Re: Setting up Cassandra to store on a specific node and not replicate

2013-12-19 Thread Janne Jalkanen

Probably yes, if you also disabled any sort of failovers from the token-aware 
client…

(Talking about this makes you realize how many failsafes Cassandra has. And 
still you can lose data… :-P)

/Janne

On 18 Dec 2013, at 20:31, Robert Coli rc...@eventbrite.com wrote:

 On Wed, Dec 18, 2013 at 2:44 AM, Sylvain Lebresne sylv...@datastax.com 
 wrote:
 As Janne said, you could still have hint being written by other nodes if the 
 one storage node is dead, but you can use the system property 
 cassandra.maxHintTTL to 0 to disable hints.
 
 If one uses a Token Aware client with RF=1, that would seem to preclude 
 hinting even without disabling HH for the entire system; if the coordinator 
 is always the single replica, why would it send a copy anywhere else?
 
 =Rob



Re: Setting up Cassandra to store on a specific node and not replicate

2013-12-19 Thread Sylvain Lebresne
On Wed, Dec 18, 2013 at 7:31 PM, Robert Coli rc...@eventbrite.com wrote:

 On Wed, Dec 18, 2013 at 2:44 AM, Sylvain Lebresne sylv...@datastax.comwrote:

 As Janne said, you could still have hint being written by other nodes if
 the one storage node is dead, but you can use the system
 property cassandra.maxHintTTL to 0 to disable hints.


 If one uses a Token Aware client with RF=1, that would seem to preclude
 hinting even without disabling HH for the entire system; if the coordinator
 is always the single replica, why would it send a copy anywhere else?

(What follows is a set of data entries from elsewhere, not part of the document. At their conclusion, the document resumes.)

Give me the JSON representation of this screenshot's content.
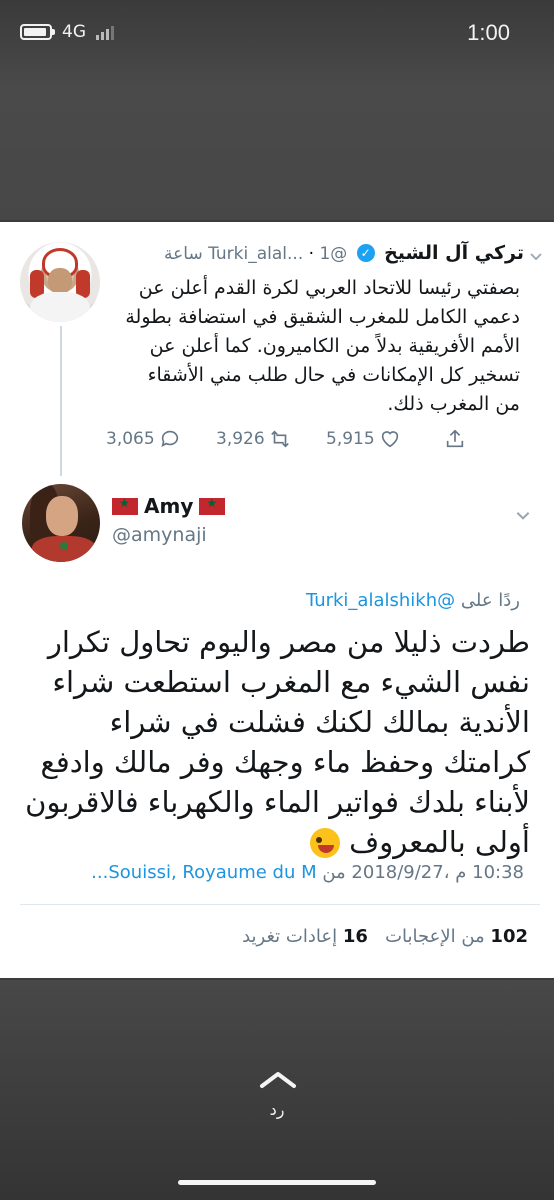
{
  "status_bar": {
    "network": "4G",
    "time": "1:00"
  },
  "parent_tweet": {
    "name": "تركي آل الشيخ",
    "handle": "@Turki_alal...",
    "time": "1 ساعة",
    "text": "بصفتي رئيسا للاتحاد العربي لكرة القدم أعلن عن دعمي الكامل للمغرب الشقيق في استضافة بطولة الأمم الأفريقية بدلاً من الكاميرون. كما أعلن عن تسخير كل الإمكانات في حال طلب مني الأشقاء من المغرب ذلك.",
    "replies": "3,065",
    "retweets": "3,926",
    "likes": "5,915"
  },
  "reply_tweet": {
    "name": "Amy",
    "handle": "@amynaji",
    "replying_to_label": "ردًا على",
    "replying_to_mention": "@Turki_alalshikh",
    "text": "طردت ذليلا من مصر واليوم تحاول تكرار نفس الشيء مع المغرب استطعت شراء الأندية بمالك لكنك فشلت في شراء كرامتك وحفظ ماء وجهك وفر مالك وادفع لأبناء بلدك فواتير الماء والكهرباء فالاقربون أولى بالمعروف",
    "timestamp": "10:38 م ،2018/9/27",
    "location_prefix": "من",
    "location": "Souissi, Royaume du M...",
    "likes_count": "102",
    "likes_label": "من الإعجابات",
    "retweets_count": "16",
    "retweets_label": "إعادات تغريد"
  },
  "bottom": {
    "reply_label": "رد"
  },
  "colors": {
    "accent": "#1da1f2",
    "link": "#1b95e0",
    "muted": "#657786",
    "text": "#14171a",
    "flag_red": "#c1272d"
  }
}
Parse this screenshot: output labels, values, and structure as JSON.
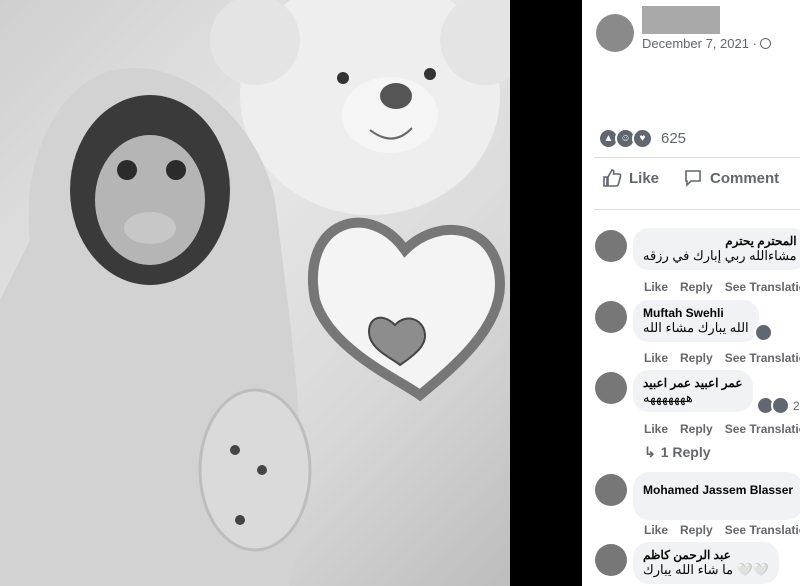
{
  "post": {
    "date": "December 7, 2021 ·",
    "reaction_count": "625",
    "actions": {
      "like": "Like",
      "comment": "Comment"
    }
  },
  "comments": [
    {
      "name": "المحترم يحترم",
      "text": "مشاءالله ربي إبارك في رزقه",
      "actions": [
        "Like",
        "Reply",
        "See Translation"
      ]
    },
    {
      "name": "Muftah Swehli",
      "text": "الله يبارك مشاء الله",
      "actions": [
        "Like",
        "Reply",
        "See Translation"
      ]
    },
    {
      "name": "عمر اعبيد عمر اعبيد",
      "text": "هههههههه",
      "reaction_count": "2",
      "actions": [
        "Like",
        "Reply",
        "See Translation"
      ]
    },
    {
      "name": "Mohamed Jassem Blasser",
      "text": "",
      "actions": [
        "Like",
        "Reply",
        "See Translation"
      ]
    },
    {
      "name": "عبد الرحمن كاظم",
      "text": "ما شاء الله يبارك 🤍🤍",
      "actions": []
    }
  ],
  "replies_link": "1 Reply",
  "icons": {
    "reactions": [
      "like-reaction-icon",
      "haha-reaction-icon",
      "love-reaction-icon"
    ],
    "like": "thumbs-up-icon",
    "comment": "speech-bubble-icon",
    "privacy": "globe-icon",
    "reply_arrow": "reply-arrow-icon"
  }
}
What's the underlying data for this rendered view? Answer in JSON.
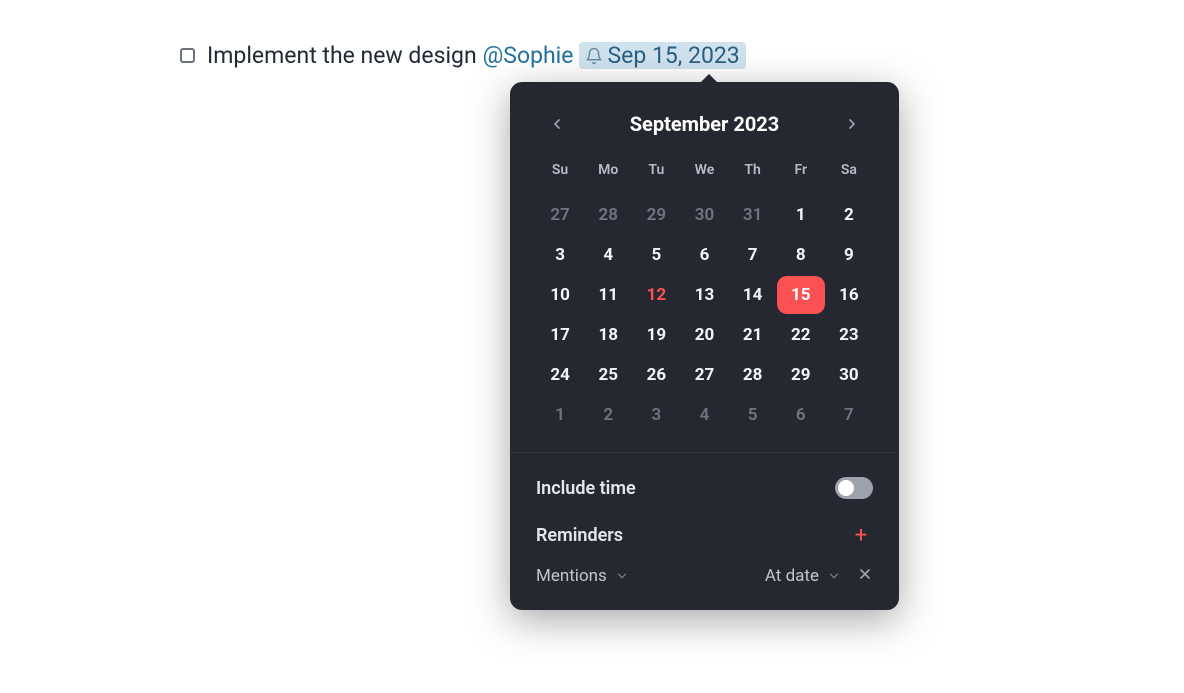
{
  "task": {
    "text": "Implement the new design",
    "mention": "@Sophie",
    "date_label": "Sep 15, 2023"
  },
  "calendar": {
    "month_title": "September 2023",
    "weekdays": [
      "Su",
      "Mo",
      "Tu",
      "We",
      "Th",
      "Fr",
      "Sa"
    ],
    "today": 12,
    "selected": 15,
    "days": [
      {
        "n": 27,
        "other": true
      },
      {
        "n": 28,
        "other": true
      },
      {
        "n": 29,
        "other": true
      },
      {
        "n": 30,
        "other": true
      },
      {
        "n": 31,
        "other": true
      },
      {
        "n": 1
      },
      {
        "n": 2
      },
      {
        "n": 3
      },
      {
        "n": 4
      },
      {
        "n": 5
      },
      {
        "n": 6
      },
      {
        "n": 7
      },
      {
        "n": 8
      },
      {
        "n": 9
      },
      {
        "n": 10
      },
      {
        "n": 11
      },
      {
        "n": 12
      },
      {
        "n": 13
      },
      {
        "n": 14
      },
      {
        "n": 15
      },
      {
        "n": 16
      },
      {
        "n": 17
      },
      {
        "n": 18
      },
      {
        "n": 19
      },
      {
        "n": 20
      },
      {
        "n": 21
      },
      {
        "n": 22
      },
      {
        "n": 23
      },
      {
        "n": 24
      },
      {
        "n": 25
      },
      {
        "n": 26
      },
      {
        "n": 27
      },
      {
        "n": 28
      },
      {
        "n": 29
      },
      {
        "n": 30
      },
      {
        "n": 1,
        "other": true
      },
      {
        "n": 2,
        "other": true
      },
      {
        "n": 3,
        "other": true
      },
      {
        "n": 4,
        "other": true
      },
      {
        "n": 5,
        "other": true
      },
      {
        "n": 6,
        "other": true
      },
      {
        "n": 7,
        "other": true
      }
    ]
  },
  "options": {
    "include_time_label": "Include time",
    "include_time_value": false,
    "reminders_label": "Reminders",
    "reminder_kind": "Mentions",
    "reminder_when": "At date"
  }
}
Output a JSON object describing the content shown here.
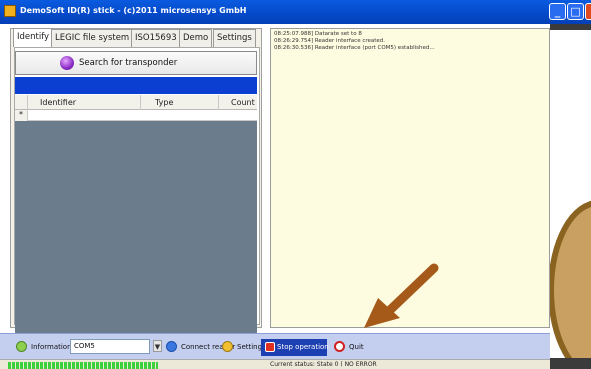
{
  "window": {
    "title": "DemoSoft ID(R) stick - (c)2011 microsensys GmbH",
    "controls": [
      "_",
      "□",
      "×"
    ]
  },
  "tabs": [
    {
      "label": "Identify",
      "active": true
    },
    {
      "label": "LEGIC file system",
      "active": false
    },
    {
      "label": "ISO15693",
      "active": false
    },
    {
      "label": "Demo",
      "active": false
    },
    {
      "label": "Settings",
      "active": false
    }
  ],
  "search_button": {
    "label": "Search for transponder",
    "icon": "magnifier-orb-icon"
  },
  "grid": {
    "columns": [
      "Identifier",
      "Type",
      "Count"
    ],
    "new_row_marker": "*"
  },
  "scrollbar": {
    "left": "◄",
    "right": "►"
  },
  "log": {
    "lines": [
      "08:25:07.988] Datarate set to 8",
      "08:26:29.754] Reader interface created.",
      "08:26:30.536] Reader interface (port COM5) established..."
    ]
  },
  "toolbar": {
    "information_label": "Information",
    "port_value": "COM5",
    "port_arrow": "▼",
    "connect_label": "Connect reader",
    "settings_label": "Settings",
    "stop_label": "Stop operation",
    "quit_label": "Quit"
  },
  "statusbar": {
    "text": "Current status: State 0 ( NO ERROR"
  },
  "colors": {
    "title_bar": "#0549c8",
    "selection_bar": "#0a3fd2",
    "log_background": "#fdfbe0",
    "annotation_arrow": "#a55a1a"
  }
}
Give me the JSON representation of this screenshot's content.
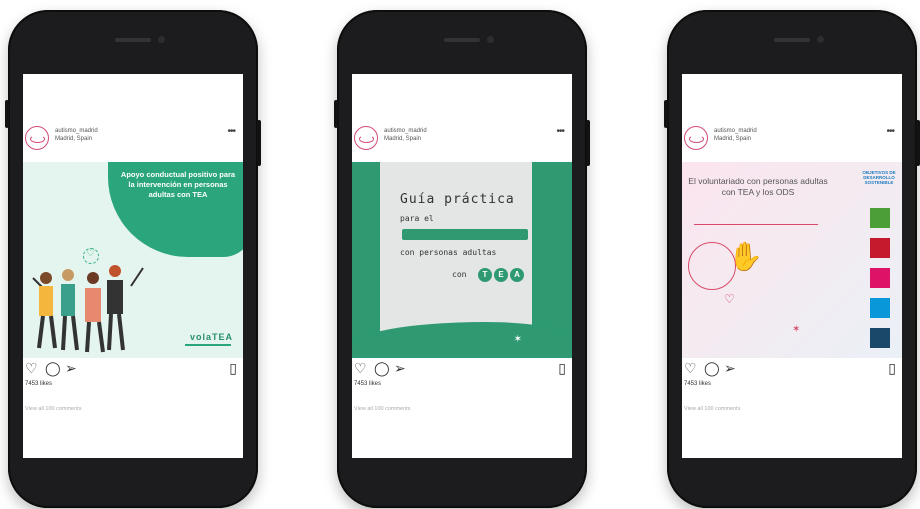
{
  "posts": [
    {
      "username": "autismo_madrid",
      "location": "Madrid, Spain",
      "more": "•••",
      "image_title": "Apoyo conductual positivo para la intervención en personas adultas con TEA",
      "image_logo": "volaTEA",
      "likes": "7453 likes",
      "comments": "View all 100 comments"
    },
    {
      "username": "autismo_madrid",
      "location": "Madrid, Spain",
      "more": "•••",
      "image_line1": "Guía práctica",
      "image_line2": "para el",
      "image_line3": "con personas adultas",
      "image_line4": "con",
      "image_line4_letters": [
        "T",
        "E",
        "A"
      ],
      "likes": "7453 likes",
      "comments": "View all 100 comments"
    },
    {
      "username": "autismo_madrid",
      "location": "Madrid, Spain",
      "more": "•••",
      "image_title": "El voluntariado con personas adultas con TEA y los ODS",
      "sdg_heading": "OBJETIVOS DE DESARROLLO SOSTENIBLE",
      "sdg_colors": [
        "#4c9f38",
        "#c5192d",
        "#dd1367",
        "#0a97d9",
        "#19486a"
      ],
      "likes": "7453 likes",
      "comments": "View all 100 comments"
    }
  ],
  "icons": {
    "like": "heart-icon",
    "comment": "comment-icon",
    "share": "send-icon",
    "save": "bookmark-icon"
  },
  "colors": {
    "brand_green": "#2aa57c",
    "brand_pink": "#d94a6a",
    "phone_body": "#1c1c1e"
  }
}
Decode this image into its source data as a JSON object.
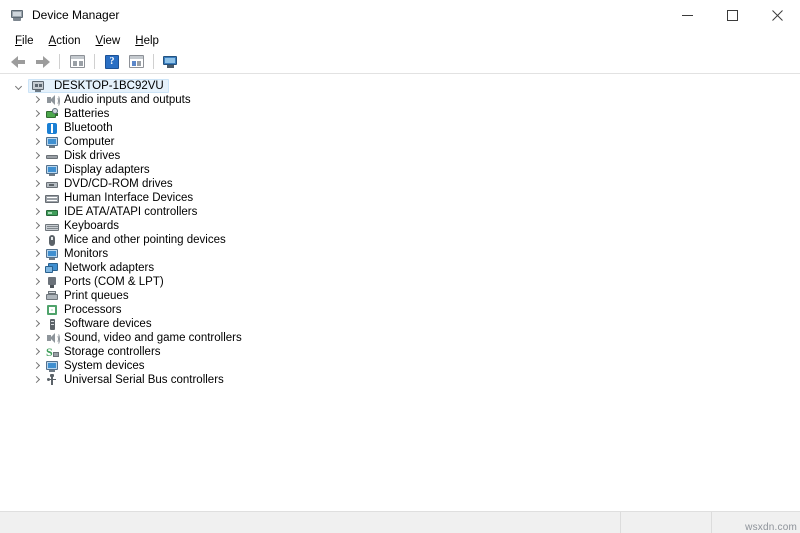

Colin explicitly said that he would several nodes and I said I wasn't going
to judge, so I implicitly assumed there was a reason for having multiple
nodes.

If you're going to always ever hit one node, then using a token aware
client is over-complicating it. Just use a one node cluster and you'll have
nothing to worry about or to configure.

That being said, Colin, do be aware that as far as I can tell there is
indeed relatively little benefit to having a multi-node cluster on which
all data is on one node (in particular, there is no cache at the
coordinator level, so that even if your client hit other nodes, everything
will still be forwarded to the one node that stores it all, the other nodes
won't store anything really, not even in memory).

--
Sylvain


Re: Setting up Cassandra to store on a specific node and not replicate

2013-12-18 Thread Janne Jalkanen

This may be hard because the coordinator could store hinted handoff (HH) data 
on disk. You could turn HH off and have RF=1 to keep data on a single instance, 
but you would be likely to lose data if you had any problems with your 
instances… Also you would need to tweak the memtable flushing so that it goes 
to disk more often than the ten seconds which is the default. Or lose data. You 
will also have an interesting time scaling your cluster and would have to 
plan for that in your custom database.

Essentially you want to turn off all the features which make Cassandra a robust 
product ;-). Without knowing your requirements more precisely, I'd be inclined 
to recommend manually sharding on MariaDB or Postgres instances instead, or use 
their underlying storage engines directly (e.g. InnoDB), if you're just looking 
for a key-value store.

/Janne

On 18 Dec 2013, at 11:20, Colin MacDonald colin.macdon...@sas.com wrote:

 Ahoy the list.  I am evaluating Cassandra in the context of using it as a 
 storage back end for the Titan graph database.
  
 We’ll have several nodes in the cluster.  However, one of our requirements is 
 that data has to be loaded into and stored on a specific node and only on 
 that node.  Also, it cannot be replicated around the system, at least not 
 stored persistently on disk – we will of course make copies in memory and on 
 the wire as we access remote notes.  These requirements are non-negotiable.
  
 We understand that this is essentially the opposite of what Cassandra is 
 designed for, and that we’re missing all the scalability and robustness, but 
 is it technically possible?
  
 First, I would need to create a custom partitioner – is there any tutorial on 
 that?  I see a few “you don’t need” to threads, but I do.
  
 Second, how easy is it to have Cassandra not replicate data between nodes in 
 a cluster?  I’m not seeing an obvious configuration option for that, 
 presumably because it obviates much of the point of using Cassandra, but 
 again, we’re working within some rather unfortunate constraints.
  
 Any hints or suggestions would be most gratefully received.
  
 Kind regards,
  
 -Colin MacDonald-
  



RE: Setting up Cassandra to store on a specific node and not replicate

2013-12-18 Thread Colin MacDonald
 -Original Message-
 From: Janne Jalkanen [mailto:janne.jalka...@ecyrd.com]
 
 Essentially you want to turn off all the features which make Cassandra a
 robust product ;-).

Oh, I don't want to, but sadly those are the requirements that I have to work 
with.

Again, the context is using it as the storage back for a graph database.  I'm 
currently looking at the Titan graph DBMS, which supports the use of Cassandra 
or HBase for a distributed graph, both of which will need to be hobbled to 
prevent them working the way they're designed.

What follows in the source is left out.